Strajk sierpniowy tym się różnił od majowego, że był pełen szumu, inicjatyw. Sprzęt nagłaśniający pożyczył nam warszawski piosenkarz Piotr Szczepanik, drukarnię zorganizowaliśmy „w oparciu o wałki”. Robotnicy ze Stoczni Gdańskiej szybko skrzyknęli do strajku zakłady sąsiadujące „przez płot”: Stocznię Remontową i Stocznię Północną, a potem także Stocznię „Radunia”, Stocznię „Wisła” i Morski Port Handlowy.
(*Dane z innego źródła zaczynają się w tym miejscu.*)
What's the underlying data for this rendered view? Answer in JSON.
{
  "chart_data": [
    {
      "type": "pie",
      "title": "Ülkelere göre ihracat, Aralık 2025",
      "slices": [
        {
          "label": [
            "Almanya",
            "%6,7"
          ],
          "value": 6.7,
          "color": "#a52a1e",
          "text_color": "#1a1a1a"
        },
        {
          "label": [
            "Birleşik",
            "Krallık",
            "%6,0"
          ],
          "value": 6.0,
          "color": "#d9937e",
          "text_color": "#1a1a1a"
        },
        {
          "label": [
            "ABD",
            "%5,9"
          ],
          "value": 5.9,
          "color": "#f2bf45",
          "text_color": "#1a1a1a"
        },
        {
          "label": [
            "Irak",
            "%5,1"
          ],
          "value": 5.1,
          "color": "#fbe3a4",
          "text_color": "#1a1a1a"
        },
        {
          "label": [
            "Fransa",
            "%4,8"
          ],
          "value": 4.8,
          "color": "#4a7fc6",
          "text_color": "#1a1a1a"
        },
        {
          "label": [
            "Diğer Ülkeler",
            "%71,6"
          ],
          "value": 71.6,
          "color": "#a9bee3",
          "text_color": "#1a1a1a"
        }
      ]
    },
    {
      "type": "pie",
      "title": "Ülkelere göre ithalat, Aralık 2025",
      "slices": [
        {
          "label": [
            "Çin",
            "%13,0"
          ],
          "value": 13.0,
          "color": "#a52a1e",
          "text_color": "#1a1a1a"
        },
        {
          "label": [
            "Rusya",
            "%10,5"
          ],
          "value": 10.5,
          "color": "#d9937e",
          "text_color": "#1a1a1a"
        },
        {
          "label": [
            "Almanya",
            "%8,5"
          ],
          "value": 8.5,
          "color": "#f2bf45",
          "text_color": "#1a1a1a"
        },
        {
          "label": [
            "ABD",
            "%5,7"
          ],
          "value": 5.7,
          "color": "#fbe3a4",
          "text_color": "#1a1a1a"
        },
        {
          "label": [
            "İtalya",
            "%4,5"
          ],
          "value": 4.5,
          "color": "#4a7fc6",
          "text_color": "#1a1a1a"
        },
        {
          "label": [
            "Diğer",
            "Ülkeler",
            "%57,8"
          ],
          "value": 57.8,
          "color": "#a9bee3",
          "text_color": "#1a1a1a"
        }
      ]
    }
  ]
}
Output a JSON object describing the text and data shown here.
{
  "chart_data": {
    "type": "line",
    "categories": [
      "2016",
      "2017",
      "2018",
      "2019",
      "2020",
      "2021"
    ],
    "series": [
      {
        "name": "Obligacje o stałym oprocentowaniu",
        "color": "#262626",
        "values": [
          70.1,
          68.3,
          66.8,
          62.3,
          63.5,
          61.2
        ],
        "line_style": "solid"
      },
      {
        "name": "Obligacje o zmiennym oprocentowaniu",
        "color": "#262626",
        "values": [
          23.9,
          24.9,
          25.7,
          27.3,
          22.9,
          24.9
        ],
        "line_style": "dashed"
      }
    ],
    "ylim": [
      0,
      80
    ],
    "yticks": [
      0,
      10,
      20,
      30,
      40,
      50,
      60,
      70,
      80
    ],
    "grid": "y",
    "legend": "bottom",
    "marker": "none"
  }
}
Wzruszające to były momenty, gdy z kilku stron zbliżały się do siebie, machając flagami, grupy uradowanych robotników, którzy krzyczeli z pełnych piersi: „Nie ma wolności bez «Solidarności»!” W drugim dniu strajku zaimprowizowaliśmy wiec pod bramą, gdzie dość długo zabierałem głos. Mówiłem o tym, że kolebka „Solidarności” musi przykładnie strajkować, jeśli wcześniej ruszyły inne regiony. Przypomniałem o poniżeniach, jakich od lat doznawaliśmy ze strony władzy — zarówno tej w stolicy, jak i w zakładach pracy. Pytałem o perspektywy dla naszych dzieci. Wyzywałem na wszystkich, którzy zrujnowali nasz kraj, lecz jednocześnie lekko uderzałem w tony pojednawcze, negocjatorskie.
Gdańsk, 23 sierpnia
Lech Wałęsa, Droga do wolności. 1985-1990 decydujące lata, Warszawa 1991.
Trwające strajki są wynikiem pogłębiającego się i obejmującego coraz szersze kręgi społeczne niepokoju. Potrzeba wyjścia z takiej sytuacji nie podlega dyskusji. Wymaga to śmiałych posunięć. Niezbędne są w tej chwili rozmowy, które prowadziły[by] do pilnego rozwiązania podstawowych spraw narodowych [...]:
1. Zaspokojenie postulatów pracowniczych i obywatelskich w zakresie pluralizmu związkowego określonego Umowami z Sierpnia 1980. Oznacza to:
– przyjęcie za podstawę rozmów obowiązującej ustawy o związkach zawodowych,
– zniesienie przepisów uniemożliwiających pluralizm związkowy i zgodę na legalizację „Solidarności”,
– ustalenie wzajemnych zobowiązań i mechanizmów regulowania konfliktów tak, aby nie dopuścić do odtworzenia się permanentnego konfliktu społecznego.
Gdańsk, 25 sierpnia
Tomasz Tabako, Strajk 88, Warszawa 1992.
Piąty dzień strajku rozpoczęliśmy z otuchą, gdyż było to święto Matki Boskiej Częstochowskiej. Z tej okazji na terenie stoczni, przy bramie, odprawiona została msza święta. Natomiast po południu telewizja podała wiadomość, na którą tak czekaliśmy: generał Czesław Kiszczak wysunął propozycję, aby odbyć w możliwie szybkim czasie spotkanie z przedstawicielami różnorodnych środowisk społecznych i pracowniczych. „Mogłoby ono przyjąć formę «okrągłego stołu»”. [...]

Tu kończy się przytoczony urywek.